Population 18 million
• Industry: Copper, other minerals, foodstuffs, fish processing, iron and steel
• Agriculture: Wheat, corn, grapes, beans; beef; fish; timber
• Exports: Copper, fish, fruits, paper and pulp, chemicals
1) Chile is the longest country in the world from north to south at 2,647 miles (4,620 km) long and extends across 38 degrees of latitude. The Andes Mountain Range extends the entire length of the country north to south.
2) Chile has the world’s largest reserves of copper—around one-quarter of the global supply—and is the number one exporter of copper in the world. Chile also has the second largest reserve of lithium and has substantial reserves of iron, silver, salt, zinc, manganese, molybdenum, gold, coal, and iodine.
3) Chile began to export salmon in 1984 and is now the world’s second largest exporter of salmon after Norway. Chile is also the largest exporter of fishmeal in the world.
4) With over 100 wineries in the country, Chile is now the 5th largest exporter of wine in the world.
5) Divorce in Chile was legalized only in 2005, and the country has one of the lowest divorce rates globally.
Population 31 million
• Industry: Mining of metals, petroleum, fishing, textiles, clothing, food processing
• Agriculture: Coffee, cotton, sugarcane, rice; poultry; fish
• Exports: Fish and fish products, gold, copper, zinc, crude petroleum and byproducts
1) 60% of Peru is jungle.

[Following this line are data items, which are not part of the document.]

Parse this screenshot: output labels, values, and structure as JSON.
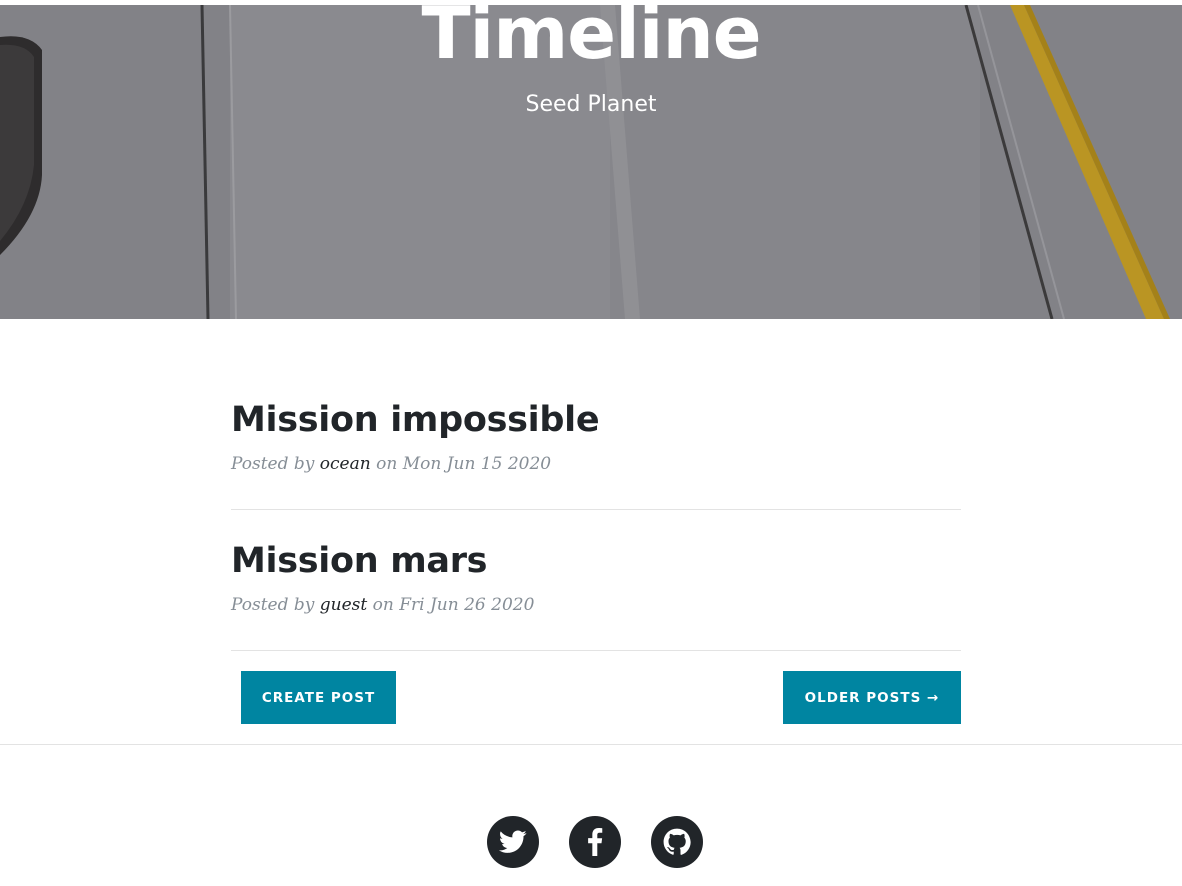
{
  "masthead": {
    "title": "Timeline",
    "subtitle": "Seed Planet"
  },
  "posts": [
    {
      "title": "Mission impossible",
      "meta_prefix": "Posted by ",
      "author": "ocean",
      "meta_on": " on ",
      "date": "Mon Jun 15 2020"
    },
    {
      "title": "Mission mars",
      "meta_prefix": "Posted by ",
      "author": "guest",
      "meta_on": " on ",
      "date": "Fri Jun 26 2020"
    }
  ],
  "actions": {
    "create_label": "CREATE POST",
    "older_label": "OLDER POSTS →"
  },
  "footer": {
    "social": [
      {
        "icon": "twitter-icon"
      },
      {
        "icon": "facebook-icon"
      },
      {
        "icon": "github-icon"
      }
    ]
  },
  "colors": {
    "accent": "#0085a1",
    "heading": "#212529",
    "meta": "#868e96"
  }
}
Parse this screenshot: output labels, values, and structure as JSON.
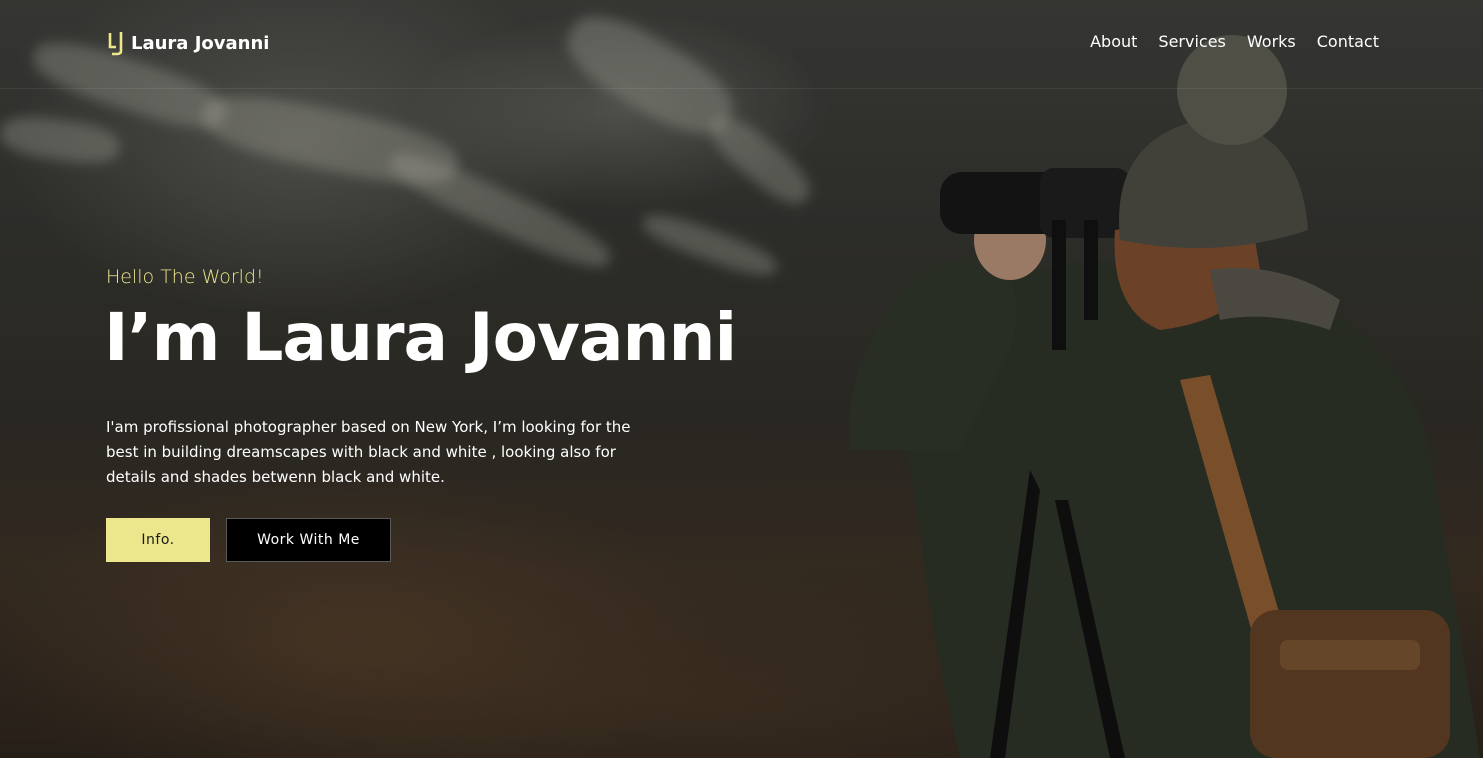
{
  "header": {
    "logo_text": "Laura Jovanni",
    "nav": [
      {
        "label": "About"
      },
      {
        "label": "Services"
      },
      {
        "label": "Works"
      },
      {
        "label": "Contact"
      }
    ]
  },
  "hero": {
    "greeting": "Hello The World!",
    "headline": "I’m Laura Jovanni",
    "bio": "I'am profissional photographer based on New York, I’m looking for the best in building dreamscapes with black and white , looking also for details and shades betwenn black and white.",
    "buttons": {
      "info_label": "Info.",
      "work_label": "Work With Me"
    },
    "background_icon": "photographer-with-binoculars-image"
  },
  "colors": {
    "accent": "#ece78c",
    "text": "#ffffff",
    "button_dark": "#000000"
  }
}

Most of Peru's Amazon remains unexplored, and hence has some of the best untouched rain forests anywhere in the world.
2) The finest cottons in the world, Pima and Tanguis are Peruvian.
3) Peru is the sixth-largest producer of gold in the world. Peru produced 162 tons of gold, worth over US$6.3 billion in 2010. Fourteen percent of Peru’s government revenue is provided by gold.
4) Second largest asparagus producer after China and Peru exports almost its entire crop yearly.
5) In 1885, the Coca Cola Company in Georgia began making a wine with coca leaves that was converted into a soft drink known as Coca Cola. By 1903, public outcry over the ill effects of cocaine forced the company to remove the coca leaves from its recipe for the drink, and it became more or less the soft drink millions enjoy today.